Sé Catedral de Évora
Soon after being reconquered from the Moors in 1166, the city of Évora began construction of this spectacular cathedral. The structure received several valuable additions through time, such as the Gothic cloisters and the Manueline chapel. It is the largest of the medieval cathedrals in Portugal and a UNESCO World Heritage Site.
Igreja de Sāo Francisco
The Church of St. Francis is the most prominent Gothic monument in the port city of Porto. While the exterior is rather undistinguished, the late-14th-century building’s interiors have astounding baroque ornamentations, with gilded carvings filling it floor to ceiling.

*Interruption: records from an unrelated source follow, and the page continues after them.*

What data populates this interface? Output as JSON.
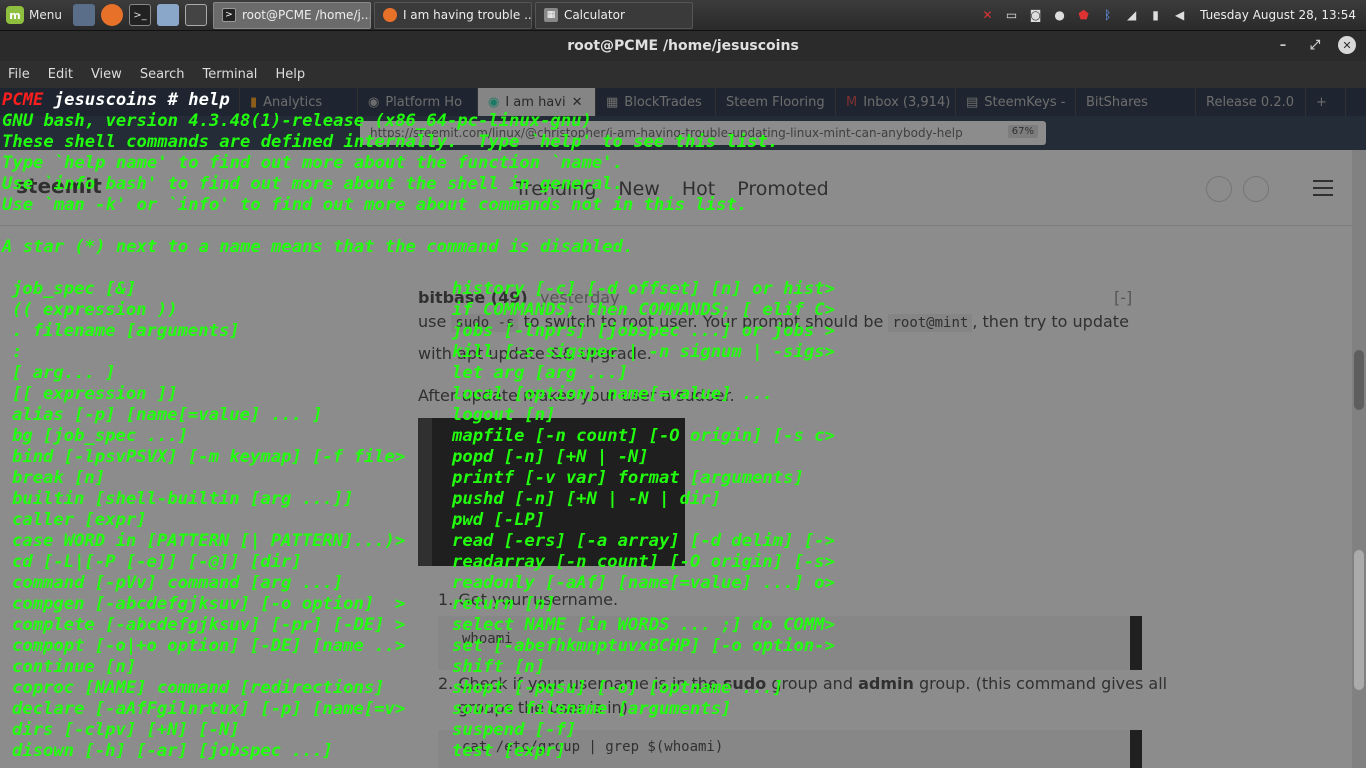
{
  "panel": {
    "menu_label": "Menu",
    "tasks": [
      {
        "label": "root@PCME /home/j...",
        "active": true
      },
      {
        "label": "I am having trouble ...",
        "active": false
      },
      {
        "label": "Calculator",
        "active": false
      }
    ],
    "clock": "Tuesday August 28, 13:54"
  },
  "window": {
    "title": "root@PCME /home/jesuscoins",
    "menu": [
      "File",
      "Edit",
      "View",
      "Search",
      "Terminal",
      "Help"
    ]
  },
  "browser": {
    "tabs": [
      "Analytics",
      "Platform Ho",
      "I am havi",
      "BlockTrades",
      "Steem Flooring",
      "Inbox (3,914)",
      "SteemKeys -",
      "BitShares",
      "Release 0.2.0"
    ],
    "url": "https://steemit.com/linux/@christopher/i-am-having-trouble-updating-linux-mint-can-anybody-help",
    "zoom": "67%",
    "nav_links": [
      "Trending",
      "New",
      "Hot",
      "Promoted"
    ],
    "logo": "steemit",
    "author": "bitbase (49)",
    "time": "yesterday",
    "collapse": "[-]",
    "p1_a": "use",
    "p1_code1": "sudo -s",
    "p1_b": "to switch to root user. Your prompt should be",
    "p1_code2": "root@mint",
    "p1_c": ", then try to update",
    "p2": "with apt update && upgrade.",
    "p3": "After update makes your user a sudoer.",
    "li1": "1. Get your username.",
    "li1_code": "whoami",
    "li2a": "2. Check if your username is in the",
    "li2b": "sudo",
    "li2c": "group and",
    "li2d": "admin",
    "li2e": "group. (this command gives all",
    "li2f": "groups the user is in)",
    "li2_code": "cat /etc/group | grep $(whoami)"
  },
  "terminal": {
    "prompt_host": "PCME",
    "prompt_user": "jesuscoins",
    "prompt_cmd": "# help",
    "header_lines": [
      "GNU bash, version 4.3.48(1)-release (x86_64-pc-linux-gnu)",
      "These shell commands are defined internally.  Type `help' to see this list.",
      "Type `help name' to find out more about the function `name'.",
      "Use `info bash' to find out more about the shell in general.",
      "Use `man -k' or `info' to find out more about commands not in this list.",
      "",
      "A star (*) next to a name means that the command is disabled.",
      ""
    ],
    "left_col": [
      "job_spec [&]",
      "(( expression ))",
      ". filename [arguments]",
      ":",
      "[ arg... ]",
      "[[ expression ]]",
      "alias [-p] [name[=value] ... ]",
      "bg [job_spec ...]",
      "bind [-lpsvPSVX] [-m keymap] [-f file>",
      "break [n]",
      "builtin [shell-builtin [arg ...]]",
      "caller [expr]",
      "case WORD in [PATTERN [| PATTERN]...)>",
      "cd [-L|[-P [-e]] [-@]] [dir]",
      "command [-pVv] command [arg ...]",
      "compgen [-abcdefgjksuv] [-o option]  >",
      "complete [-abcdefgjksuv] [-pr] [-DE] >",
      "compopt [-o|+o option] [-DE] [name ..>",
      "continue [n]",
      "coproc [NAME] command [redirections]",
      "declare [-aAfFgilnrtux] [-p] [name[=v>",
      "dirs [-clpv] [+N] [-N]",
      "disown [-h] [-ar] [jobspec ...]"
    ],
    "right_col": [
      "history [-c] [-d offset] [n] or hist>",
      "if COMMANDS; then COMMANDS; [ elif C>",
      "jobs [-lnprs] [jobspec ...] or jobs >",
      "kill [-s sigspec | -n signum | -sigs>",
      "let arg [arg ...]",
      "local [option] name[=value] ...",
      "logout [n]",
      "mapfile [-n count] [-O origin] [-s c>",
      "popd [-n] [+N | -N]",
      "printf [-v var] format [arguments]",
      "pushd [-n] [+N | -N | dir]",
      "pwd [-LP]",
      "read [-ers] [-a array] [-d delim] [->",
      "readarray [-n count] [-O origin] [-s>",
      "readonly [-aAf] [name[=value] ...] o>",
      "return [n]",
      "select NAME [in WORDS ... ;] do COMM>",
      "set [-abefhkmnptuvxBCHP] [-o option->",
      "shift [n]",
      "shopt [-pqsu] [-o] [optname ...]",
      "source filename [arguments]",
      "suspend [-f]",
      "test [expr]"
    ]
  },
  "colors": {
    "terminal_text": "#21ff0e",
    "prompt_host": "#ff1e1e",
    "prompt_user": "#ffffff"
  }
}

Convento de Santa Clara-a-Velha
Built in the 14th-century on the bank of the Mondego River, restorers have been excavating the interior of the ruined Convento de Santa Clara-a-Velha for decades. The Gothic building was beset by periodic flooding and was abandoned by its resident nuns 1677. Today, one can visit the restored main building as well as the adjacent open-air ruins and a nearby museum about the site’s history.
Convento do Carmo
The Carmelite Convent—once Lisbon’s largest— was almost completely destroyed during the 1755 earthquake. The ruins of the Gothic Church of Our Lady of Mount Carmel on the southern facade of the convent is now one of the city’s main reminders of the power of nature.
Convento de São Francisco
The construction of this convent in Santarém goes back to 1242, when King Sancho II ordered its construction along with the sister convent of Santa Clara. King Fernando added his own flourishes in the 14th century, so styles from Gothic to Baroque are clearly evident in the facade.
Igreja de São Domingos
The origins of this church go back to the construction of the first Dominican monastery in the city of Guimarães, built during 1271 and 1278. During the 18th and 19th centuries, the original structure was embellished with elements.
Sé da Guarda
Construction on the fortress-like Sé da Guarda started in 1390 but wasn’t completed until 1540. As a consequence, the imposing Gothic building also shows Renaissance and Manueline influences. Inside, a magnificent four-tier relief contains more than 100 carved figures. The work is attributed to the 16th-century sculptor Jean de Rouen.